7 de enero de 2013

Divinas


Desde que era pequeña he pensado que todas las actrices de Hollywood de los años 30 y 40 eran divinas, tan elegantes, tan bellas, siempre impecablemente vestidas y con una imagen exquisita.

Dando por sentado que “La Divina” por excelencia es Doña Greta Garbo, otras muchas de sus colegas merecen ese apelativo; porque ¿quién sería capaz de no considerar divina a AudreyCara de ÁngelHepburn?, esos ojos oscuros tan enormes con los que sabía transmitir todos sus sentimientos y emocionarte. ¿Cómo no considerar divina al animal más bello del mundo, la maravillosa Ava Gardner?, no creo que haya habido ni vaya a haber mujer más bella que ella, quizá no era la mejor actriz del mundo, pero su presencia era insuperable, incluso la reina Nefertiti habría quedado eclipsada a su lado. Si se me permite la osadía, a nivel de bolsillo y salvando las distancias, siempre me ha parecido que nuestra Maribel Verdú tenía un aire, bueno, bueno, ya he dicho que era una osadía y al fin y al cabo es ¡un aire!

Son divinas también las hermanas Joan Fontaine y Olivia de Havilland; Joan con su lánguida belleza y su apariencia desvalida, sólo apariencia porque su carácter era, bueno todavía es, endiablado, por lo que se oía por los mentideros de Hollywood. Su “querida” hermana con otro tipo de belleza era una extraordinaria actriz, capaz de enamorar al mismísimo Robin Hood.

Bette Davis es de otro tipo de divinidad, la de las actrices excepcionales, porque, reconozcámoslo, nuestra Bette es lo que se dice un poquito difícil de mirar, pero cómo olvidar ese gesto y esa mirada de “La Loba”, ¡uy! cualquiera se atrevía con ella, se podía terminar como la pobre Joan Crawford en “¿Qué fue de Baby Jane?

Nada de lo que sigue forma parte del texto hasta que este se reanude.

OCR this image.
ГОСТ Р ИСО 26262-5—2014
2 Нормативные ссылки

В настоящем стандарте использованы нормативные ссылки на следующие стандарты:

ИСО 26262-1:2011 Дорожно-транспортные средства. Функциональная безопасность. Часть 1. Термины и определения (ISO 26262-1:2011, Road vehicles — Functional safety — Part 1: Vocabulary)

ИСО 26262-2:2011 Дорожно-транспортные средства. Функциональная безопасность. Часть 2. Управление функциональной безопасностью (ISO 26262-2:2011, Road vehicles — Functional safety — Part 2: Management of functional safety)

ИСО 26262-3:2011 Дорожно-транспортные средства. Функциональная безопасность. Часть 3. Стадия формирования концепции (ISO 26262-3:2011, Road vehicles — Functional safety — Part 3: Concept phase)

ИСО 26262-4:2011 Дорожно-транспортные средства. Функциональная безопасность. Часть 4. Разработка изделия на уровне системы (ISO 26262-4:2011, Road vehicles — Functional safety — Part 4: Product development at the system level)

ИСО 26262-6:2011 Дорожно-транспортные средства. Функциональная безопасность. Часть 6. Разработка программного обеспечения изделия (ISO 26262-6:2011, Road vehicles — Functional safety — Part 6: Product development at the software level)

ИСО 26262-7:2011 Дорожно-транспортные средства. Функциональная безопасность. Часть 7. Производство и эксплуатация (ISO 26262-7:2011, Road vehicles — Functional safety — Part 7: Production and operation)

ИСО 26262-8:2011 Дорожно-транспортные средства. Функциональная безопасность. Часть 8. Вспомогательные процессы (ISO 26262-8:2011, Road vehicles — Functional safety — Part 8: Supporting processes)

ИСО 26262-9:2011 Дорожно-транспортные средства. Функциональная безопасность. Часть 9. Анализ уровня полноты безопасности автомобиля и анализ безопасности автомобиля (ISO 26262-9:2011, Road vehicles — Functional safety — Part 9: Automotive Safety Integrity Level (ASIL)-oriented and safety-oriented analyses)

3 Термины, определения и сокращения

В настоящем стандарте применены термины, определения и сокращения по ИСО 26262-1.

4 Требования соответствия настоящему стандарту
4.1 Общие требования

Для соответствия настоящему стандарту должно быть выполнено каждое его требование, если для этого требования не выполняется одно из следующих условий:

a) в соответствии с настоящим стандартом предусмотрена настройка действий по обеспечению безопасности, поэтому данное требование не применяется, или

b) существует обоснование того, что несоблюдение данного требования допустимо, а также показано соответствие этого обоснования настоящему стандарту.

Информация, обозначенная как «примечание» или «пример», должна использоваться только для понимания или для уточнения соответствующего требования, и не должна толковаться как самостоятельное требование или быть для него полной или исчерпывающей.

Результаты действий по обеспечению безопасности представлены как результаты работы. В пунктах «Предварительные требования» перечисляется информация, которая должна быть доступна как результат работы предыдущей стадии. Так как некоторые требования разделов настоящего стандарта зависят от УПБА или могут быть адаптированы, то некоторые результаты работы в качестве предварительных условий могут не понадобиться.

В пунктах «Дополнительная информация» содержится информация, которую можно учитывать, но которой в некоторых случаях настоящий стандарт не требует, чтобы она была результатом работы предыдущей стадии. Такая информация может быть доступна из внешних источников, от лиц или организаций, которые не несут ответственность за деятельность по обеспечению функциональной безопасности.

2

¿Y no es divina Marlene “La Venus rubia” Dietrich?. Su mirada felina hipnotizaba y con su presencia llenaba toda la pantalla, fue de las primeras en asegurar su cuerpo, bueno, sus fantásticas piernas, o sea que no, Jennifer López no fue la primera. Y ese juego de cejas...ni Carlos Sobera podría igualarla.

No puedo olvidarme de otras divinas como Ingrid Bergman, cuyo corazón latía como cañones en el París de la guerra de “Casablanca” o Irene Dunne, “Mi mujer favorita”, que desconozco porque no está entre las mejores actrices de todos los tiempos; tampoco quiero olvidar a Claudette Colbert “La octava mujer de Barba Azul” o a “La gata sobre el tejado de zinc”, Elizabeth Taylor, los ojos violeta más bellos del mundo. Y desde luego hablando de divinidades no puede faltar la maravillosa Katharine Hepburn, considerada por el American Film Institute como la mayor leyenda de los cien primeros años de cine norteamericano.